Zotenko Elena, O'Leary Dianne P, Przytycka Teresa M
Department of Computer Science, University of Maryland, College Park, MD 20742, USA.
BMC Struct Biol. 2006 Jun 8;6:12. doi: 10.1186/1472-6807-6-12.
Recently a new class of methods for fast protein structure comparison has emerged. We call the methods in this class projection methods as they rely on a mapping of protein structure into a high-dimensional vector space. Once the mapping is done, the structure comparison is reduced to distance computation between corresponding vectors. As structural similarity is approximated by distance between projections, the success of any projection method depends on how well its mapping function is able to capture the salient features of protein structure. There is no agreement on what constitutes a good projection technique and the three currently known projection methods utilize very different approaches to the mapping construction, both in terms of what structural elements are included and how this information is integrated to produce a vector representation.
In this paper we propose a novel projection method that uses secondary structure information to produce the mapping. First, a diverse set of spatial arrangements of triplets of secondary structure elements, a set of structural models, is automatically selected. Then, each protein structure is mapped into a high-dimensional vector of "counts" or footprint, where each count corresponds to the number of times a given structural model is observed in the structure, weighted by the precision with which the model is reproduced. We perform the first comprehensive evaluation of our method together with all other currently known projection methods.
The results of our evaluation suggest that the type of structural information used by a projection method affects the ability of the method to detect structural similarity. In particular, our method that uses the spatial conformations of triplets of secondary structure elements outperforms other methods in most of the tests.
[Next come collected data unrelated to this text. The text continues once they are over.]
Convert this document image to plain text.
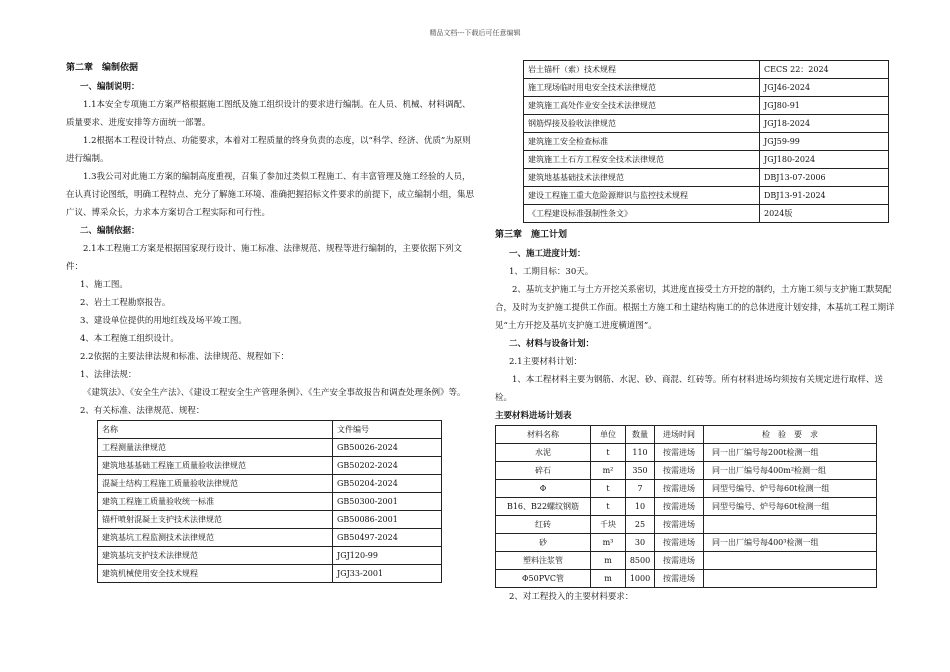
精品文档---下载后可任意编辑
第二章　编制依据
一、编制说明：

1.1本安全专项施工方案严格根据施工图纸及施工组织设计的要求进行编制。在人员、机械、材料调配、质量要求、进度安排等方面统一部署。

1.2根据本工程设计特点、功能要求，本着对工程质量的终身负责的态度，以“科学、经济、优质”为原则进行编制。

1.3我公司对此施工方案的编制高度重视，召集了参加过类似工程施工、有丰富管理及施工经验的人员，在认真讨论图纸，明确工程特点、充分了解施工环境、准确把握招标文件要求的前提下，成立编制小组，集思广议、博采众长，力求本方案切合工程实际和可行性。

二、编制依据：

2.1本工程施工方案是根据国家现行设计、施工标准、法律规范、规程等进行编制的，主要依据下列文件：

1、施工图。

2、岩土工程勘察报告。

3、建设单位提供的用地红线及场平竣工图。

4、本工程施工组织设计。

2.2依据的主要法律法规和标准、法律规范、规程如下：

1、法律法规：

《建筑法》、《安全生产法》、《建设工程安全生产管理条例》、《生产安全事故报告和调查处理条例》等。

2、有关标准、法律规范、规程：

名称	文件编号
工程测量法律规范	GB50026-2024
建筑地基基础工程施工质量验收法律规范	GB50202-2024
混凝土结构工程施工质量验收法律规范	GB50204-2024
建筑工程施工质量验收统一标准	GB50300-2001
锚杆喷射混凝土支护技术法律规范	GB50086-2001
建筑基坑工程监测技术法律规范	GB50497-2024
建筑基坑支护技术法律规范	JGJ120-99
建筑机械使用安全技术规程	JGJ33-2001
岩土锚杆（索）技术规程	CECS 22：2024
施工现场临时用电安全技术法律规范	JGJ46-2024
建筑施工高处作业安全技术法律规范	JGJ80-91
钢筋焊接及验收法律规范	JGJ18-2024
建筑施工安全检查标准	JGJ59-99
建筑施工土石方工程安全技术法律规范	JGJ180-2024
建筑地基基础技术法律规范	DBJ13-07-2006
建设工程施工重大危险源辩识与监控技术规程	DBJ13-91-2024
《工程建设标准强制性条文》	2024版
第三章　施工计划
一、施工进度计划：

1、工期目标：30天。

2、基坑支护施工与土方开挖关系密切，其进度直接受土方开挖的制约，土方施工须与支护施工默契配合，及时为支护施工提供工作面。根据土方施工和土建结构施工的的总体进度计划安排，本基坑工程工期详见“土方开挖及基坑支护施工进度横道图”。

二、材料与设备计划：

2.1主要材料计划：

1、本工程材料主要为钢筋、水泥、砂、商混、红砖等。所有材料进场均须按有关规定进行取样、送检。

主要材料进场计划表
材料名称	单位	数量	进场时间	检　验　要　求
水泥	t	110	按需进场	同一出厂编号每200t检测一组
碎石	m²	350	按需进场	同一出厂编号每400m²检测一组
Φ	t	7	按需进场	同型号编号、炉号每60t检测一组
B16、B22螺纹钢筋	t	10	按需进场	同型号编号、炉号每60t检测一组
红砖	千块	25	按需进场	
砂	m³	30	按需进场	同一出厂编号每400³检测一组
塑料注浆管	m	8500	按需进场	
Φ50PVC管	m	1000	按需进场	

2、对工程投入的主要材料要求：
最近出现了一类用于快速蛋白质结构比较的新方法。我们将这类方法称为投影方法,因为它们依赖于将蛋白质结构映射到高维向量空间。一旦完成映射,结构比较就简化为相应向量之间的距离计算。由于结构相似性通过投影之间的距离来近似,任何投影方法的成功都取决于其映射函数能够多好地捕捉蛋白质结构的显著特征。对于什么构成一种好的投影技术尚无共识,目前已知的三种投影方法在映射构建方面采用了非常不同的方法,无论是在包含哪些结构元素以及如何整合这些信息以生成向量表示方面。
在本文中,我们提出了一种使用二级结构信息来进行映射的新型投影方法。首先,自动选择一组多样化的二级结构元素三联体的空间排列,即一组结构模型。然后,将每个蛋白质结构映射到一个由“计数”或足迹组成的高维向量中,其中每个计数对应于在该结构中观察到给定结构模型的次数,并由模型再现的精度加权。我们对我们的方法以及所有其他目前已知的投影方法进行了首次全面评估。
我们的评估结果表明,投影方法所使用的结构信息类型会影响该方法检测结构相似性的能力。特别是,我们使用二级结构元素三联体空间构象的方法在大多数测试中优于其他方法。